I have the LibreNMS SNMP Poller Service running, not sure if that constitutes the “Dispatcher Service”.
I’ve tried to periodically keep on top of the “best practices”-ish in the documentation for libreNMS, so I think I’m pretty close (if not ideal?) to what the docs recommend. But I’m all for doing a better job on my end.
As for timing issue, that may be the case, however nothing is coming to mind that is significant as an environmental change that overlaps with when this issue started happening. As in, I haven’t upgraded the underlying hardware it runs on or something like that.
I am trying to stay as objective instead of subjective as I can here, so sorry if I stray from that path at all (feel free to point out any areas I might be straying from that path). The “tea leaves” (evidence?) I have in hand doesn’t add up with “expectations” vs “reality”.
If there is more I can do on my end to help you folks help me, I’ll do what I can. Info gathering? Config tuning? Deep env arch details sharing? I’ll help, so long as it’s not sensitive data (which I know you’re not asking for here).
In this particular env I am the sole admin+arch so I can go as deep or shallow as warranted.

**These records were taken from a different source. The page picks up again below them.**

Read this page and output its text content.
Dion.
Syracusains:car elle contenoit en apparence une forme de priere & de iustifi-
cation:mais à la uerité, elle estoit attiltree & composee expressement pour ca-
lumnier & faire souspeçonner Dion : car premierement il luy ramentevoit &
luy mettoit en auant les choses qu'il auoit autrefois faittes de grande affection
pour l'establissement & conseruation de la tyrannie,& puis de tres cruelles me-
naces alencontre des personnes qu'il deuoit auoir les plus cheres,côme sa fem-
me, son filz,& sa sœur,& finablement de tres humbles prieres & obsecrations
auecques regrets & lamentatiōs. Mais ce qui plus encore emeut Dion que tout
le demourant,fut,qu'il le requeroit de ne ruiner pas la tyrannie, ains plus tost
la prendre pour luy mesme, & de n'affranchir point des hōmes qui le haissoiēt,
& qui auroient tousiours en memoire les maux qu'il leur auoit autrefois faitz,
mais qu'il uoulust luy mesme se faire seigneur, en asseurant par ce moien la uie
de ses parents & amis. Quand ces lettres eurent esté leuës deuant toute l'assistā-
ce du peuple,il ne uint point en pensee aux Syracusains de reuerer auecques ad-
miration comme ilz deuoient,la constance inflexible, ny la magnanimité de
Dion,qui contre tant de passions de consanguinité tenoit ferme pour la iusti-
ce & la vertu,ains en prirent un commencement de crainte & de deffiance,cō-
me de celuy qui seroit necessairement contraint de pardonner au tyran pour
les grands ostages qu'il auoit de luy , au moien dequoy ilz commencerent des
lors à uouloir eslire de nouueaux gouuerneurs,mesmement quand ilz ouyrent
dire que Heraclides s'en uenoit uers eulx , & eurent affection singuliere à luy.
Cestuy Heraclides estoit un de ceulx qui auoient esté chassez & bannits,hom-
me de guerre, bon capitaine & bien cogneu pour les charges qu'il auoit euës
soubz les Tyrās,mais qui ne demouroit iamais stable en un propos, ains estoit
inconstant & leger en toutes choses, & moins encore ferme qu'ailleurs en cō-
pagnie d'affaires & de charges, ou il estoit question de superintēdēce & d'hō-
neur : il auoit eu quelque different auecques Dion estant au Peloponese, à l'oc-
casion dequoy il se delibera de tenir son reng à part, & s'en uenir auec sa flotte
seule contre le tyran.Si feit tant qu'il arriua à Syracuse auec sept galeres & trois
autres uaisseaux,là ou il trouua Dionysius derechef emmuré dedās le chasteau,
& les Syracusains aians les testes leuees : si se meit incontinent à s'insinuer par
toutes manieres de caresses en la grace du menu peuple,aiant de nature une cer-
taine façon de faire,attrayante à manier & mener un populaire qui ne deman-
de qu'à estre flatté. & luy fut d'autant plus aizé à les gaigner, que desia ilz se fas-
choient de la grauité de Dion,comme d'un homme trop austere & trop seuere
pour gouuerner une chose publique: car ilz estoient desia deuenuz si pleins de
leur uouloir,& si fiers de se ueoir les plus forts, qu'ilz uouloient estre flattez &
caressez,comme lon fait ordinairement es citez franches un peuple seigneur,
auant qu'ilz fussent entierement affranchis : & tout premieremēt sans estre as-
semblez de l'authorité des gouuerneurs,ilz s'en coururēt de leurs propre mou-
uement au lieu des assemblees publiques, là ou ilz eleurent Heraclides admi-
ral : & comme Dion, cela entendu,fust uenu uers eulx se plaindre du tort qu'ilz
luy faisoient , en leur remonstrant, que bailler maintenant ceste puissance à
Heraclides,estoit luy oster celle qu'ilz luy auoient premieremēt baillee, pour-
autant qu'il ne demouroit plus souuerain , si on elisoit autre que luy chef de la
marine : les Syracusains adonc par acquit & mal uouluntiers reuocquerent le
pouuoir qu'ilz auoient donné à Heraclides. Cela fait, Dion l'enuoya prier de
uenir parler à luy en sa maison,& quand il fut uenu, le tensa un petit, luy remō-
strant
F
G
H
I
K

Hmm, there was a poller service that was deprecated and remove long ago, I hope that is not what you are running.
If you are using the dispatcher service, if an offline device misses a discovery, I think it will discover it right away when it comes up. If it doesn’t miss discovery, it will just be discovered on the normal interval. laf was trying to test if the poller was causing this issue, but I’m not sure he came to a satisfactory conclusion. Personally, I think it is discovery causing it, but I could be wrong.
If we can properly characterize the issue, it will be easier to come up with a work-around. Right now with the current info, I don’t see many options to work around this on the LibreNMS side.